Processing packets in-network and learning meta-information about them is gaining traction in networking. By shifting computation from end nodes to the network, models can leverage the efficient computation afforded to routers by different architectures such as the reconfigurable match-action table (RMT). By performing this shift in computation while maintaining wire speeds (line rate), model inference can be performed at no cost to latency. Furthermore, Decision trees are naturally suited for the RMT model this due to their layered, hierarchical structure. Previous works have proposed this exact use of ternary content addressable memory (TCAM). We investigate the proposed implementation by simulating it in a Python ideal-RMT simulator and propose new optimizations for TCAM usage. We propose a new priority aware tree compression technique that reduces TCAM usage significantly without reducing model accuracy, and a range boundary optimization technique that additionally reduces TCAM usage at some cost to accuracy.

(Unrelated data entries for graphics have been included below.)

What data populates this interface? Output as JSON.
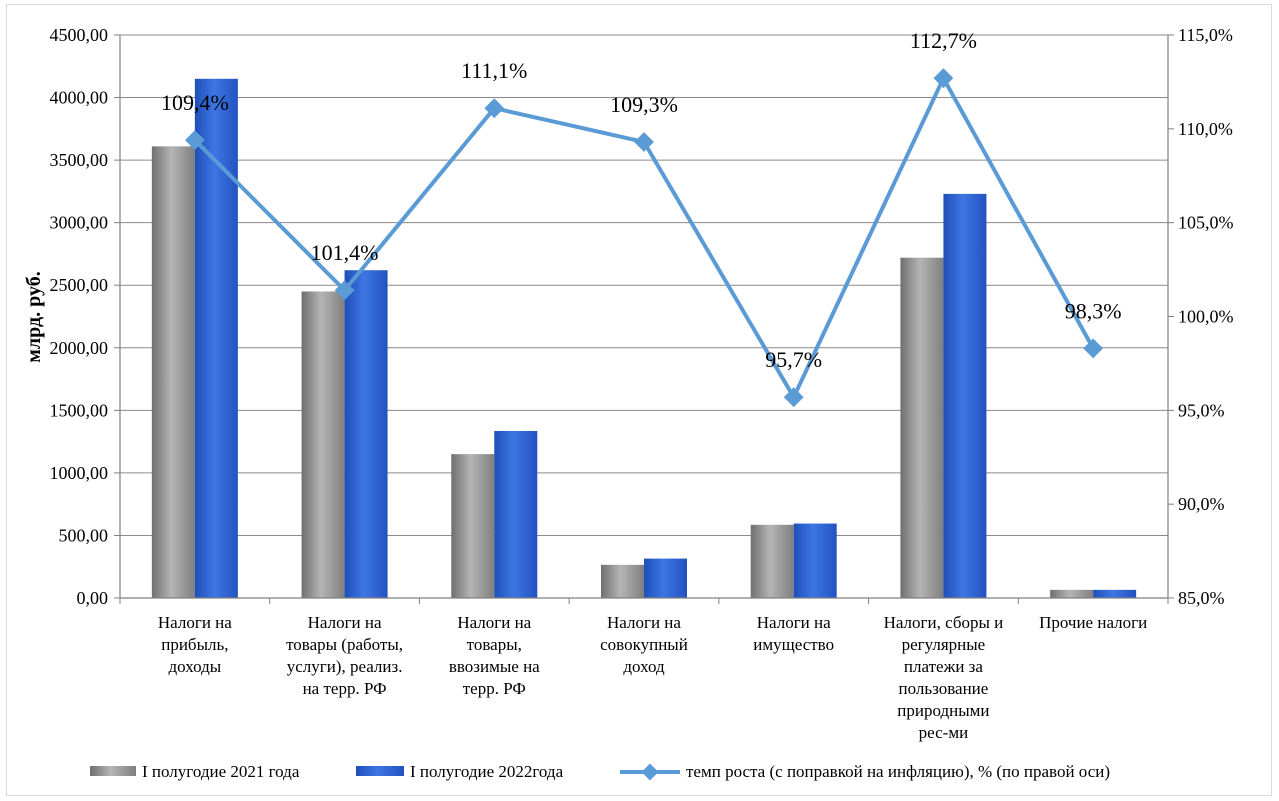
{
  "chart_data": {
    "type": "bar",
    "ylabel": "млрд. руб.",
    "ylim": [
      0,
      4500
    ],
    "y_ticks": [
      "0,00",
      "500,00",
      "1000,00",
      "1500,00",
      "2000,00",
      "2500,00",
      "3000,00",
      "3500,00",
      "4000,00",
      "4500,00"
    ],
    "y2lim": [
      85,
      115
    ],
    "y2_ticks": [
      "85,0%",
      "90,0%",
      "95,0%",
      "100,0%",
      "105,0%",
      "110,0%",
      "115,0%"
    ],
    "grid": true,
    "legend_position": "bottom",
    "categories": [
      [
        "Налоги на",
        "прибыль,",
        "доходы"
      ],
      [
        "Налоги на",
        "товары (работы,",
        "услуги), реализ.",
        "на терр. РФ"
      ],
      [
        "Налоги на",
        "товары,",
        "ввозимые на",
        "терр. РФ"
      ],
      [
        "Налоги на",
        "совокупный",
        "доход"
      ],
      [
        "Налоги на",
        "имущество"
      ],
      [
        "Налоги, сборы и",
        "регулярные",
        "платежи  за",
        "пользование",
        "природными",
        "рес-ми"
      ],
      [
        "Прочие налоги"
      ]
    ],
    "series": [
      {
        "name": "I полугодие 2021 года",
        "kind": "bar",
        "color": "#8c8c8c",
        "values": [
          3610,
          2450,
          1150,
          265,
          585,
          2720,
          65
        ]
      },
      {
        "name": "I полугодие 2022года",
        "kind": "bar",
        "color": "#2f62d2",
        "values": [
          4150,
          2620,
          1335,
          315,
          595,
          3230,
          65
        ]
      },
      {
        "name": "темп роста (с поправкой  на инфляцию),  % (по правой оси)",
        "kind": "line",
        "axis": "right",
        "color": "#5b9bd5",
        "values": [
          109.4,
          101.4,
          111.1,
          109.3,
          95.7,
          112.7,
          98.3
        ],
        "labels": [
          "109,4%",
          "101,4%",
          "111,1%",
          "109,3%",
          "95,7%",
          "112,7%",
          "98,3%"
        ]
      }
    ]
  }
}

We find that these optimizations are promising towards reducing the TCAM usage on RMT devices and discuss future directions for research.

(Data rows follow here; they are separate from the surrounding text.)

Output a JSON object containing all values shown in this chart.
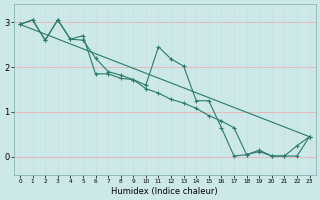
{
  "xlabel": "Humidex (Indice chaleur)",
  "xlim": [
    -0.5,
    23.5
  ],
  "ylim": [
    -0.4,
    3.4
  ],
  "xticks": [
    0,
    1,
    2,
    3,
    4,
    5,
    6,
    7,
    8,
    9,
    10,
    11,
    12,
    13,
    14,
    15,
    16,
    17,
    18,
    19,
    20,
    21,
    22,
    23
  ],
  "yticks": [
    0,
    1,
    2,
    3
  ],
  "bg_color": "#cce8e8",
  "line_color": "#2a7a6a",
  "grid_color_h": "#e8b0b0",
  "grid_color_v": "#c8dede",
  "line1_x": [
    0,
    1,
    2,
    3,
    4,
    5,
    6,
    7,
    8,
    9,
    10,
    11,
    12,
    13,
    14,
    15,
    16,
    17,
    18,
    19,
    20,
    21,
    22,
    23
  ],
  "line1_y": [
    2.95,
    3.05,
    2.6,
    3.05,
    2.62,
    2.7,
    1.85,
    1.85,
    1.75,
    1.72,
    1.6,
    2.45,
    2.18,
    2.02,
    1.25,
    1.25,
    0.65,
    0.02,
    0.05,
    0.15,
    0.02,
    0.02,
    0.25,
    0.45
  ],
  "line2_x": [
    0,
    1,
    2,
    3,
    4,
    5,
    6,
    7,
    8,
    9,
    10,
    11,
    12,
    13,
    14,
    15,
    16,
    17,
    18,
    19,
    20,
    21,
    22,
    23
  ],
  "line2_y": [
    2.95,
    3.05,
    2.6,
    3.05,
    2.62,
    2.6,
    2.2,
    1.9,
    1.82,
    1.72,
    1.52,
    1.42,
    1.28,
    1.2,
    1.08,
    0.92,
    0.8,
    0.65,
    0.05,
    0.12,
    0.02,
    0.02,
    0.02,
    0.45
  ],
  "line3_x": [
    0,
    23
  ],
  "line3_y": [
    2.95,
    0.45
  ]
}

ExplainFuzz : Explainability and wellformedness for probabilistic test generation

Annaelle Baiget, London Bielicke, Arthur Lu, Brooke Simon

Understanding and explaining the structure of generated test inputs is crucial for effective testing, debugging, and analysis of software systems. However, existing approaches—such as probabilistic context-free grammars (pCFGs) and large language models (LLMs)—lack the ability to provide fine-grained statistical explanations about generated test inputs and their structure. We introduce ExplainFuzz, a novel framework that leverages probabilistic circuits (PCs) to model and query the distribution of grammar-based inputs in an interpretable manner. Starting from a context-free grammar (CFG), we refactor it to support PC compilation, and train the resulting Probabilistic Circuit on a synthetically generated corpus produced with Grammarinator during a fuzzing campaign. The trained PC supports a variety of probabilistic queries, offering insight into the statistical distribution of generated inputs. Additionally, for the SQL domain, we demonstrate a custom generator that transforms PC generated samples into executable queries by leveraging PC's generation capabilities to enable concrete synthetic test input generation. We evaluate ExplainFuzz across multiple domains including SQL, REDIS, and JANUS, highlighting its ability to provide explainable, grammar-aware insights into test input structure. Our results show that ExplainFuzz outperforms traditional pCFGs and LLMs in terms of log-likelihood estimation and interpretability, contributing a new direction for explainable grammar-based fuzzing.